From Luke Cairns
During a normal working week here at Butchers Hook Video, I’ve come to expect at least a dozen CV’s of young people interested in breaking into the film business in the UK.
Now it is widely known that getting a break in the business is difficult, so in this article I’ll attempt to address this and offer some tips I’ve picked up along my career from lowly runner to corporate video producer working with Fortune 500 companies.
The reason the film business is based on the “who you know” principle is simple – people senior to you (technicians/producers etc) need to be sure they know and can trust people in their employ, because mistakes can reflect badly on them.
In extreme cases it can have a seriously detrimental effect on a career, as the business is relatively small and bad news travels fast. But equally building a good reputation means your good name travels fast.
One of the most common pitfalls I see when I receive CVs of young people is a total lack of experience in the business. Now, this may not seem too unreasonable, as the CV comes from a person who has just left school or University with a newly minted academic qualification. Having the qualification is a big plus but it will need to be supplemented with some real world experience. Thus the chicken and the egg scenario; fortunately there are some relatively straightforward ways to gain the necessary experience.
The very first step on the journey into the industry is to decide what specialism you want to take.
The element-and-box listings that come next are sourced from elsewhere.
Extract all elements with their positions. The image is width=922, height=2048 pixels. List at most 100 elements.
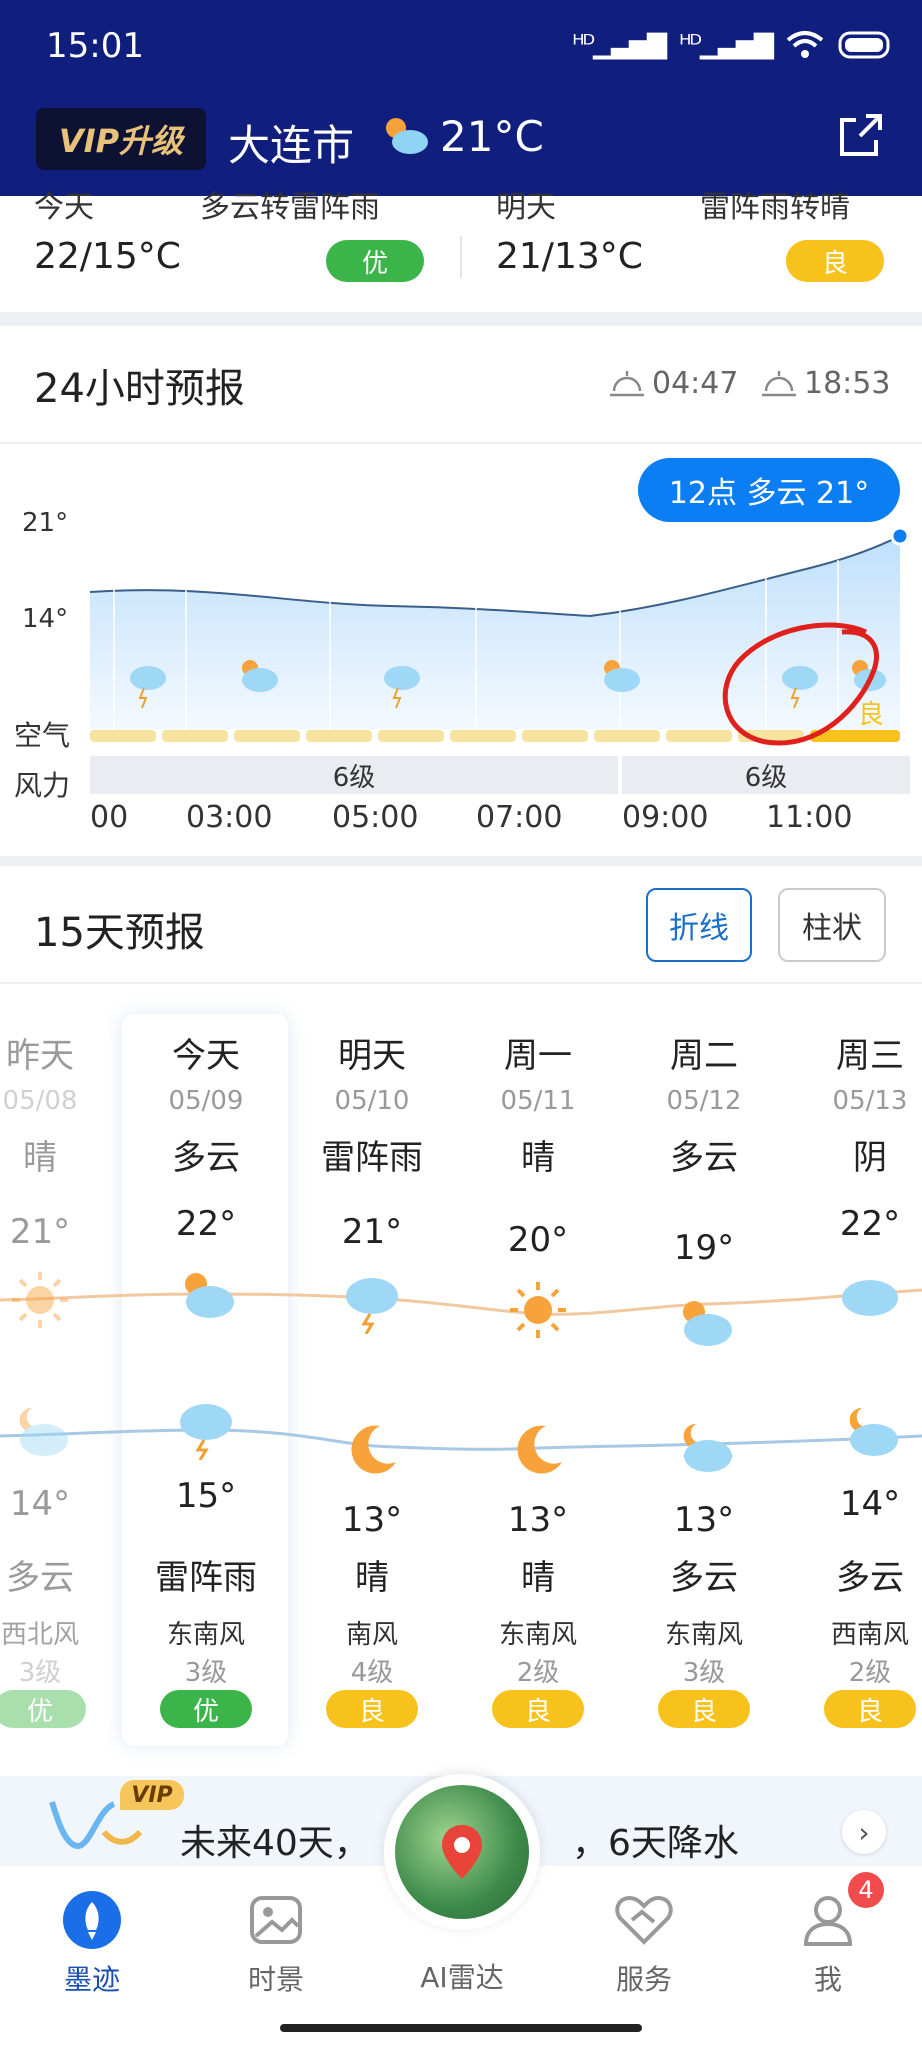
night-condition: 晴 xyxy=(355,1558,389,1598)
day-condition: 多云 xyxy=(670,1138,738,1178)
rocket-icon xyxy=(63,1891,121,1949)
wind-direction: 西北风 xyxy=(0,1620,79,1650)
day-date: 05/08 xyxy=(2,1086,78,1116)
banner-text-right: ，6天降水 xyxy=(572,1823,739,1864)
battery-icon xyxy=(838,31,890,59)
day-condition: 多云转雷阵雨 xyxy=(200,190,380,225)
sunset-value: 18:53 xyxy=(804,366,891,401)
aqi-badge: 良 xyxy=(658,1690,750,1728)
radar-map-icon xyxy=(395,1785,529,1919)
wind-direction: 西南风 xyxy=(830,1620,909,1650)
wind-direction: 南风 xyxy=(345,1620,398,1650)
hourly-temperature-chart[interactable] xyxy=(90,520,922,752)
day-date: 05/10 xyxy=(334,1086,410,1116)
aqi-badge: 优 xyxy=(0,1690,86,1728)
moon-icon xyxy=(288,1418,456,1486)
sunrise-value: 04:47 xyxy=(652,366,739,401)
nav-item-shijing[interactable]: 时景 xyxy=(216,1890,336,1998)
low-temperature: 14° xyxy=(839,1484,901,1524)
wind-row-label: 风力 xyxy=(14,769,71,802)
overcast-icon xyxy=(786,1264,922,1332)
low-temperature: 13° xyxy=(341,1500,403,1540)
wind-level: 3级 xyxy=(184,1658,228,1688)
day-condition: 晴 xyxy=(521,1138,555,1178)
partly-cloudy-icon xyxy=(386,118,428,154)
hour-label: 00 xyxy=(90,800,129,835)
night-condition: 多云 xyxy=(836,1558,904,1598)
moon-icon xyxy=(454,1418,622,1486)
app-header: 15:01 ᴴᴰ▁▃▅▇ ᴴᴰ▁▃▅▇ VIP升级 大连市 21°C xyxy=(0,0,922,196)
cloudy-night-icon xyxy=(786,1400,922,1468)
hour-label: 09:00 xyxy=(622,800,709,835)
high-temperature: 21° xyxy=(341,1212,403,1252)
nav-item-ai-radar[interactable]: AI雷达 xyxy=(402,1952,522,1996)
sun-icon xyxy=(454,1278,622,1346)
status-icons: ᴴᴰ▁▃▅▇ ᴴᴰ▁▃▅▇ xyxy=(572,30,892,60)
hour-label: 03:00 xyxy=(186,800,273,835)
day-condition: 雷阵雨 xyxy=(321,1138,423,1178)
day-name: 周三 xyxy=(836,1036,904,1076)
share-icon[interactable] xyxy=(836,110,886,160)
high-temperature: 21° xyxy=(9,1212,71,1252)
user-icon xyxy=(803,1896,853,1946)
day-name: 周一 xyxy=(504,1036,572,1076)
high-temperature: 22° xyxy=(175,1204,237,1244)
home-indicator[interactable] xyxy=(280,2024,642,2032)
wind-direction: 东南风 xyxy=(166,1620,245,1650)
aqi-badge: 良 xyxy=(492,1690,584,1728)
day-name: 今天 xyxy=(172,1036,240,1076)
day-label: 明天 xyxy=(496,190,556,225)
divider xyxy=(0,982,922,984)
air-quality-row-label: 空气 xyxy=(14,719,71,752)
sunrise-time: 04:47 xyxy=(608,366,738,401)
vip-tag: VIP xyxy=(120,1780,184,1810)
image-icon xyxy=(250,1896,302,1944)
aqi-badge: 良 xyxy=(326,1690,418,1728)
low-temperature: 13° xyxy=(507,1500,569,1540)
night-condition: 多云 xyxy=(6,1558,74,1598)
hourly-tooltip[interactable]: 12点 多云 21° xyxy=(638,458,900,522)
heart-handshake-icon xyxy=(615,1895,673,1945)
vip-upgrade-button[interactable]: VIP升级 xyxy=(36,108,206,170)
aqi-badge: 良 xyxy=(824,1690,916,1728)
notification-badge: 4 xyxy=(848,1872,884,1908)
wind-level: 3级 xyxy=(18,1658,62,1688)
nav-item-services[interactable]: 服务 xyxy=(584,1890,704,1998)
city-name[interactable]: 大连市 xyxy=(228,112,354,173)
low-temperature: 15° xyxy=(175,1476,237,1516)
night-condition: 多云 xyxy=(670,1558,738,1598)
cloudy-night-icon xyxy=(0,1400,124,1468)
divider xyxy=(460,236,462,278)
nav-label: 墨迹 xyxy=(63,1963,120,1996)
today-temp-range: 22/15°C xyxy=(34,236,181,277)
hour-label: 11:00 xyxy=(766,800,853,835)
today-tomorrow-summary: 今天 多云转雷阵雨 22/15°C 优 明天 雷阵雨转晴 21/13°C 良 xyxy=(0,190,922,312)
location-pin-icon xyxy=(442,1825,482,1879)
day-name: 明天 xyxy=(338,1036,406,1076)
nav-item-moji[interactable]: 墨迹 xyxy=(32,1890,152,1998)
wind-direction: 东南风 xyxy=(498,1620,577,1650)
day-name: 周二 xyxy=(670,1036,738,1076)
air-quality-bars xyxy=(90,730,900,742)
thunderstorm-icon xyxy=(288,1270,456,1338)
divider xyxy=(0,442,922,444)
aqi-badge: 优 xyxy=(326,240,424,282)
partly-cloudy-icon xyxy=(122,1262,290,1330)
day-condition: 多云 xyxy=(172,1138,240,1178)
sunrise-icon xyxy=(610,370,644,396)
banner-text-left: 未来40天， xyxy=(180,1823,370,1864)
chevron-right-icon[interactable]: › xyxy=(842,1810,886,1854)
current-hour-dot xyxy=(890,526,910,546)
bar-view-toggle[interactable]: 柱状 xyxy=(778,888,886,962)
aqi-badge: 良 xyxy=(786,240,884,282)
night-condition: 雷阵雨 xyxy=(155,1558,257,1598)
y-tick-label: 21° xyxy=(22,508,69,538)
high-temperature: 19° xyxy=(673,1228,735,1268)
wind-level-segment: 6级 xyxy=(622,756,910,794)
y-tick-label: 14° xyxy=(22,604,69,634)
line-view-toggle[interactable]: 折线 xyxy=(646,888,752,962)
ai-radar-button[interactable] xyxy=(384,1774,540,1930)
wind-level: 4级 xyxy=(350,1658,394,1688)
hour-label: 05:00 xyxy=(332,800,419,835)
wind-level: 3级 xyxy=(682,1658,726,1688)
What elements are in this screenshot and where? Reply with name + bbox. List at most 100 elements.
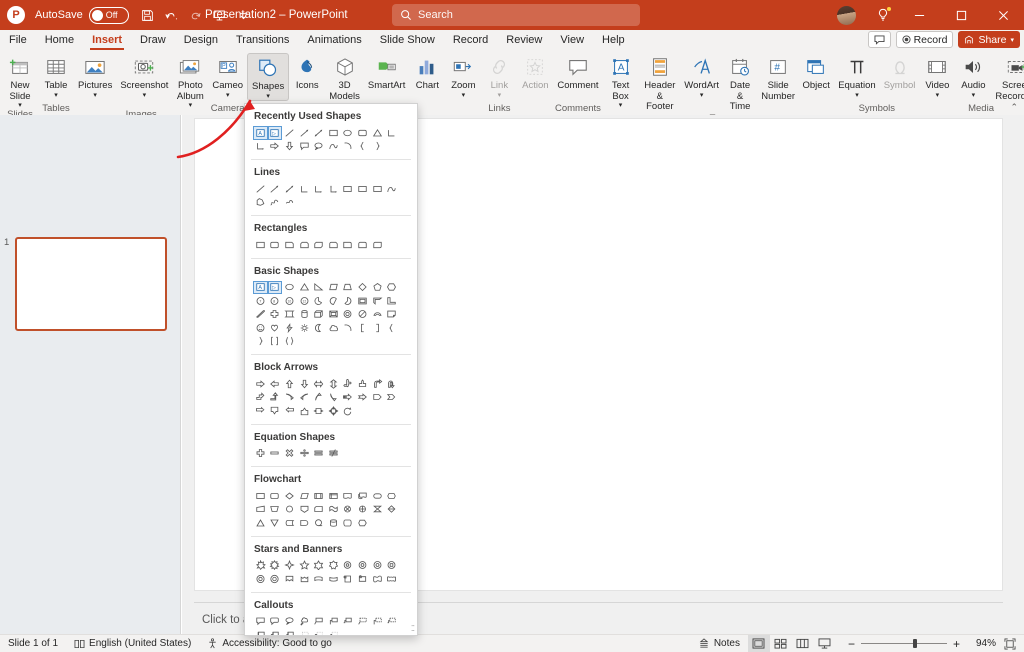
ribbon-button-pictures[interactable]: Pictures▾ <box>74 53 116 99</box>
shape-round-single-corner-rectangle[interactable] <box>341 238 356 252</box>
ribbon-button-object[interactable]: Object <box>798 53 834 92</box>
ribbon-button-screenshot[interactable]: Screenshot▾ <box>116 53 172 99</box>
ribbon-button-audio[interactable]: Audio▾ <box>955 53 991 99</box>
shape-oval[interactable] <box>341 126 356 140</box>
shape-line-callout-1-accent[interactable] <box>253 628 268 636</box>
ribbon-button-wordart[interactable]: WordArt▾ <box>681 53 722 99</box>
shape-star-12-point[interactable] <box>370 559 385 573</box>
chevron-down-icon[interactable]: ▾ <box>93 93 97 99</box>
normal-view-button[interactable] <box>748 635 770 652</box>
shape-line-callout-2[interactable] <box>326 615 341 629</box>
shape-scribble[interactable] <box>282 196 297 210</box>
shape-star-6-point[interactable] <box>311 559 326 573</box>
ribbon-button-icons[interactable]: Icons <box>289 53 325 92</box>
shape-curve[interactable] <box>384 182 399 196</box>
close-button[interactable] <box>982 0 1024 30</box>
shape-punched-tape[interactable] <box>326 503 341 517</box>
shape-hexagon[interactable] <box>384 281 399 295</box>
shape-sort[interactable] <box>384 503 399 517</box>
slide-show-view-button[interactable] <box>814 635 836 652</box>
shape-line-callout-2-accent[interactable] <box>268 628 283 636</box>
shape-line-arrow[interactable] <box>297 126 312 140</box>
shape-left-arrow[interactable] <box>268 377 283 391</box>
shape-left-arrow-callout[interactable] <box>282 404 297 418</box>
shape-card[interactable] <box>311 503 326 517</box>
ribbon-button-screen-recording[interactable]: Screen Recording <box>991 53 1024 102</box>
chevron-down-icon[interactable]: ▾ <box>462 93 466 99</box>
ribbon-button-new-slide[interactable]: New Slide▾ <box>2 53 38 109</box>
shape-block-arc[interactable] <box>370 308 385 322</box>
share-button[interactable]: Share ▾ <box>958 31 1020 48</box>
shape-line-callout-3-accent[interactable] <box>282 628 297 636</box>
chevron-down-icon[interactable]: ▾ <box>619 103 623 109</box>
shape-double-wave[interactable] <box>384 572 399 586</box>
shape-star-7-point[interactable] <box>326 559 341 573</box>
zoom-in-button[interactable]: + <box>947 637 966 651</box>
shape-text-box[interactable]: A <box>253 281 268 295</box>
shape-sun[interactable] <box>297 321 312 335</box>
shape-cloud-callout[interactable] <box>297 615 312 629</box>
shape-extract[interactable] <box>253 516 268 530</box>
shape-pie[interactable] <box>311 294 326 308</box>
shape-quad-arrow[interactable] <box>341 377 356 391</box>
shape-round-same-side-corner-rectangle[interactable] <box>355 238 370 252</box>
zoom-level-label[interactable]: 94% <box>972 635 1000 652</box>
shape-decagon[interactable]: 10 <box>282 294 297 308</box>
ribbon-button-smartart[interactable]: SmartArt <box>364 53 409 92</box>
shape-pentagon[interactable] <box>370 281 385 295</box>
shape-quad-arrow-callout[interactable] <box>326 404 341 418</box>
shape-decision[interactable] <box>282 489 297 503</box>
shape-up-ribbon[interactable] <box>282 572 297 586</box>
shape-line-callout-1-border[interactable] <box>355 615 370 629</box>
shape-oval[interactable] <box>282 281 297 295</box>
shape-wave[interactable] <box>370 572 385 586</box>
notes-button[interactable]: Notes <box>690 635 748 652</box>
shape-teardrop[interactable] <box>341 294 356 308</box>
shapes-gallery-dropdown[interactable]: Recently Used ShapesA▷LinesRectanglesBas… <box>244 103 418 636</box>
shape-delay[interactable] <box>297 516 312 530</box>
shape-text-box-vertical[interactable]: ▷ <box>268 281 283 295</box>
shape-line-callout-3-no-border[interactable] <box>326 628 341 636</box>
shape-horizontal-scroll[interactable] <box>355 572 370 586</box>
shape-minus[interactable] <box>268 447 283 461</box>
slide-sorter-view-button[interactable] <box>770 635 792 652</box>
shape-line-arrow[interactable] <box>268 182 283 196</box>
shape-notched-right-arrow[interactable] <box>355 391 370 405</box>
reading-view-button[interactable] <box>792 635 814 652</box>
shape-manual-operation[interactable] <box>268 503 283 517</box>
tab-animations[interactable]: Animations <box>298 30 370 50</box>
tab-draw[interactable]: Draw <box>131 30 175 50</box>
shape-line-callout-1[interactable] <box>311 615 326 629</box>
undo-icon[interactable] <box>161 4 183 26</box>
tab-record[interactable]: Record <box>444 30 497 50</box>
shape-no-symbol[interactable] <box>355 308 370 322</box>
shape-curve[interactable] <box>326 140 341 154</box>
shape-merge[interactable] <box>268 516 283 530</box>
shape-speech-bubble-rect[interactable] <box>297 140 312 154</box>
shape-elbow-connector[interactable] <box>384 126 399 140</box>
shape-half-frame[interactable] <box>370 294 385 308</box>
shape-collate[interactable] <box>370 503 385 517</box>
shape-star-10-point[interactable] <box>355 559 370 573</box>
ribbon-button-cameo[interactable]: PCameo▾ <box>208 53 247 99</box>
tab-home[interactable]: Home <box>36 30 83 50</box>
shape-rectangle[interactable] <box>253 238 268 252</box>
shape-line[interactable] <box>253 182 268 196</box>
shape-right-arrow[interactable] <box>268 140 283 154</box>
shape-left-right-up-arrow[interactable] <box>355 377 370 391</box>
shape-snip-and-round-single-corner-rectangle[interactable] <box>326 238 341 252</box>
shape-line[interactable] <box>282 126 297 140</box>
shape-up-arrow-callout[interactable] <box>297 404 312 418</box>
shape-curved-right-arrow[interactable] <box>282 391 297 405</box>
shape-star-16-point[interactable] <box>384 559 399 573</box>
shape-alternate-process[interactable] <box>268 489 283 503</box>
shape-folded-corner[interactable] <box>384 308 399 322</box>
resize-grip-icon[interactable]: ⁚⁚ <box>411 624 414 633</box>
shape-bent-up-arrow[interactable] <box>268 391 283 405</box>
shape-double-bracket[interactable] <box>268 335 283 349</box>
shape-cross[interactable] <box>268 308 283 322</box>
shape-star-8-point[interactable] <box>341 559 356 573</box>
shape-diagonal-stripe[interactable] <box>253 308 268 322</box>
ribbon-button-zoom[interactable]: Zoom▾ <box>445 53 481 99</box>
record-button[interactable]: Record <box>896 31 954 48</box>
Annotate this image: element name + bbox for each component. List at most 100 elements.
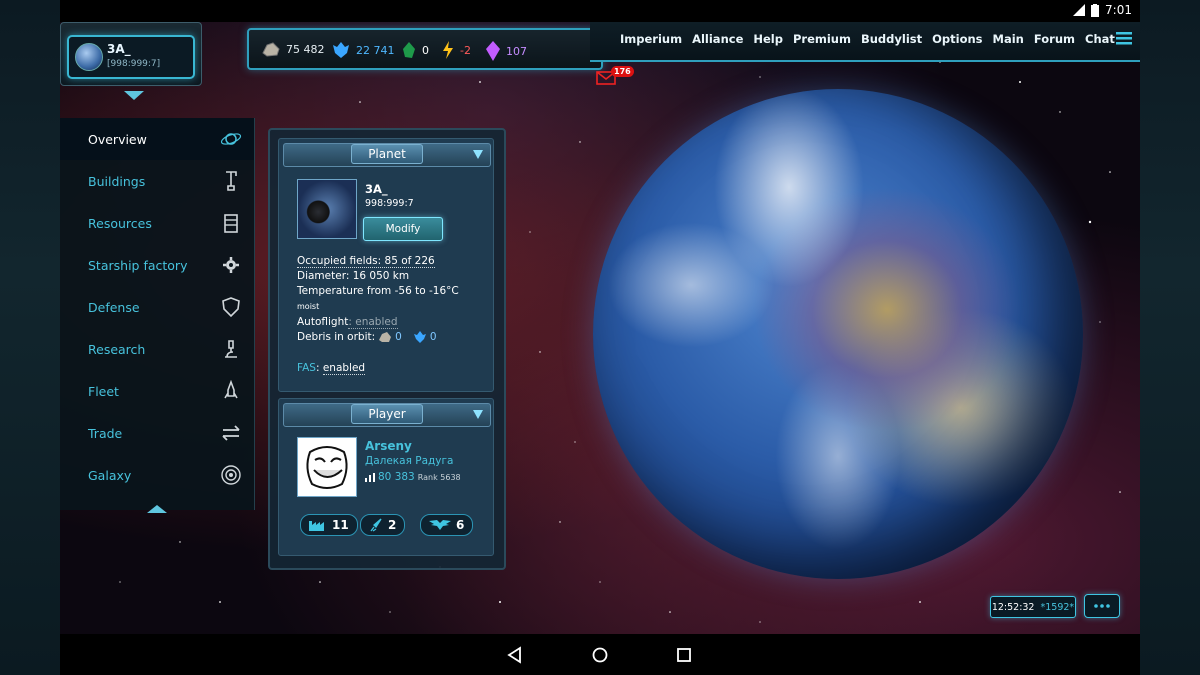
planet-name: 3A_	[365, 182, 388, 196]
darkmatter-value: 107	[506, 44, 527, 58]
climate: moist	[297, 302, 320, 311]
planet-panel: Planet 3A_ 998:999:7 Modify Occupied fie…	[278, 138, 494, 392]
resource-bar: 75 482 22 741 0 -2 107	[247, 28, 603, 70]
stat-officers[interactable]: 6	[420, 514, 474, 536]
nav-buddylist[interactable]: Buddylist	[861, 32, 922, 46]
stat-buildings[interactable]: 11	[300, 514, 358, 536]
exchange-icon	[220, 422, 242, 444]
debris-ore-value: 0	[395, 331, 402, 343]
chat-bubble-icon	[1094, 604, 1110, 608]
energy-value: -2	[460, 43, 471, 57]
battery-icon	[1091, 3, 1100, 17]
resource-ore[interactable]: 75 482	[261, 41, 325, 57]
sidebar-item-defense[interactable]: Defense	[60, 286, 254, 328]
top-bar: 3A_ [998:999:7] 75 482 22 741 0 -2 107 I…	[60, 22, 1140, 100]
back-icon[interactable]	[506, 646, 524, 664]
energy-icon	[443, 41, 453, 59]
mail-count-badge: 176	[611, 66, 634, 77]
top-navigation: Imperium Alliance Help Premium Buddylist…	[590, 22, 1140, 62]
player-panel-header[interactable]: Player	[283, 403, 491, 427]
sidebar-item-label: Buildings	[88, 173, 146, 189]
sidebar-item-buildings[interactable]: Buildings	[60, 160, 254, 202]
nav-main[interactable]: Main	[993, 32, 1024, 46]
android-status-bar: 7:01	[60, 0, 1140, 22]
chevron-down-icon[interactable]	[120, 88, 148, 102]
sidebar-item-trade[interactable]: Trade	[60, 412, 254, 454]
sidebar: Overview Buildings Resources Starship fa…	[60, 118, 255, 513]
player-planet-selector[interactable]: 3A_ [998:999:7]	[67, 35, 195, 79]
stat-value: 6	[456, 518, 465, 532]
autoflight-label: Autoflight	[297, 316, 349, 328]
planet-avatar	[75, 43, 103, 71]
chevron-down-icon[interactable]	[472, 148, 484, 160]
home-icon[interactable]	[591, 646, 609, 664]
sidebar-item-resources[interactable]: Resources	[60, 202, 254, 244]
mine-icon	[220, 212, 242, 234]
nav-forum[interactable]: Forum	[1034, 32, 1075, 46]
nav-options[interactable]: Options	[932, 32, 982, 46]
sidebar-item-fleet[interactable]: Fleet	[60, 370, 254, 412]
sidebar-item-label: Galaxy	[88, 467, 132, 483]
fas-value[interactable]: enabled	[322, 362, 366, 375]
diameter: Diameter: 16 050 km	[297, 270, 410, 282]
info-panel: Planet 3A_ 998:999:7 Modify Occupied fie…	[268, 128, 506, 570]
server-clock: 12:52:32 *1592*	[990, 596, 1076, 618]
deuterium-icon	[403, 42, 415, 58]
sidebar-item-label: Defense	[88, 299, 140, 315]
crystal-icon	[413, 331, 426, 343]
hamburger-menu-icon[interactable]	[1116, 31, 1132, 45]
resource-darkmatter[interactable]: 107	[485, 41, 527, 61]
sidebar-item-research[interactable]: Research	[60, 328, 254, 370]
modify-button[interactable]: Modify	[363, 217, 443, 241]
rocket-icon	[220, 380, 242, 402]
nav-alliance[interactable]: Alliance	[692, 32, 743, 46]
temperature: Temperature from -56 to -16°C	[297, 285, 459, 297]
planet-panel-title: Planet	[351, 144, 423, 164]
nav-help[interactable]: Help	[753, 32, 783, 46]
shield-icon	[220, 296, 242, 318]
game-screen: 3A_ [998:999:7] 75 482 22 741 0 -2 107 I…	[60, 22, 1140, 634]
resource-crystal[interactable]: 22 741	[331, 41, 395, 59]
ore-icon	[379, 332, 392, 342]
troll-face-avatar	[306, 446, 348, 489]
player-name[interactable]: Arseny	[365, 439, 412, 453]
gear-icon	[220, 254, 242, 276]
crystal-value: 22 741	[356, 43, 395, 57]
recents-icon[interactable]	[675, 646, 693, 664]
right-margin	[1140, 0, 1200, 675]
crystal-icon	[333, 42, 349, 58]
sidebar-item-label: Starship factory	[88, 257, 188, 273]
occupied-fields: Occupied fields: 85 of 226	[297, 255, 435, 268]
stat-fleet[interactable]: 2	[360, 514, 406, 536]
signal-icon	[1073, 4, 1086, 16]
orbit-icon	[220, 128, 242, 150]
resource-energy[interactable]: -2	[441, 41, 471, 59]
wings-icon	[429, 520, 451, 530]
server-id: *1592*	[1040, 601, 1075, 613]
sidebar-item-label: Overview	[88, 131, 147, 147]
sidebar-item-label: Fleet	[88, 383, 119, 399]
sidebar-item-galaxy[interactable]: Galaxy	[60, 454, 254, 496]
debris-crystal-value: 0	[429, 331, 437, 343]
planet-render[interactable]	[593, 89, 1083, 579]
chevron-down-icon[interactable]	[472, 408, 484, 420]
player-avatar[interactable]	[297, 437, 357, 497]
sidebar-item-overview[interactable]: Overview	[60, 118, 254, 160]
chevron-up-icon[interactable]	[140, 502, 174, 516]
nav-premium[interactable]: Premium	[793, 32, 851, 46]
chat-button[interactable]	[1084, 594, 1120, 618]
nav-chat[interactable]: Chat	[1085, 32, 1115, 46]
galaxy-icon	[220, 464, 242, 486]
player-alliance[interactable]: Далекая Радуга	[365, 455, 453, 467]
player-planet-box[interactable]: 3A_ [998:999:7]	[60, 22, 202, 86]
bar-chart-icon	[365, 472, 375, 482]
debris-label: Debris in orbit:	[297, 331, 376, 343]
nav-imperium[interactable]: Imperium	[620, 32, 682, 46]
sidebar-item-starship-factory[interactable]: Starship factory	[60, 244, 254, 286]
clock-value: 12:52:32	[991, 601, 1035, 613]
autoflight-value[interactable]: : enabled	[348, 316, 398, 329]
rocket-icon	[370, 518, 382, 532]
planet-panel-header[interactable]: Planet	[283, 143, 491, 167]
resource-deuterium[interactable]: 0	[401, 41, 429, 59]
planet-thumbnail	[297, 179, 357, 239]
If you want to break into a technical specialism (i.e. camera, sound, make up etc) the first essential is to have a good deal of experience with the equipment. For the auteur and post production people, the best method is to get creating and make a decent show reel as an absolute priority. For people interested in the production side of the business, a solid grasp of figures and the ability to network and schmooze is ideal!
After this – the next step is to get involved with as many free projects as possible in your local area. This can help people who haven’t decided what area they want to specialise in and give vital experience to everyone else. Aside from experience, the other major benefit of freebies is networking. The importance of networking to those in the industry (from producer down) can’t be too emphatically emphasised. If you happen to be working as camera assistant (for example) for a DoP on a free shoot and do a great job, the chances are you will be remembered when the DoP is working on a paid job next time. After a number of freebies you’ll have a great deal more experience and your CV will look like the kind of CV that producers want to see! A great resource for finding jobs on low budget films in your local area is Shooting People.
When you progress to paid shoots, here are a few minimum expectations I have for people in my employ. You need to have boundless energy and enthusiasm and stay 100% positive! A strong grasp of the technical aspects of your specialism sounds like a total given but again, needs to be emphasised.
One of main ways people get into production is through the time honoured route of being a runner. Now this isn’t a pretty route – they are also the most put upon and badly paid people in the business. I found it akin to slave labour! However runners are the work horses of the industry and are vital – and pay your dues (and work bloody hard!) and it pays off.
To conclude: entry to the film and video industry is tough, but very rewarding if you work hard and know how to play the game properly!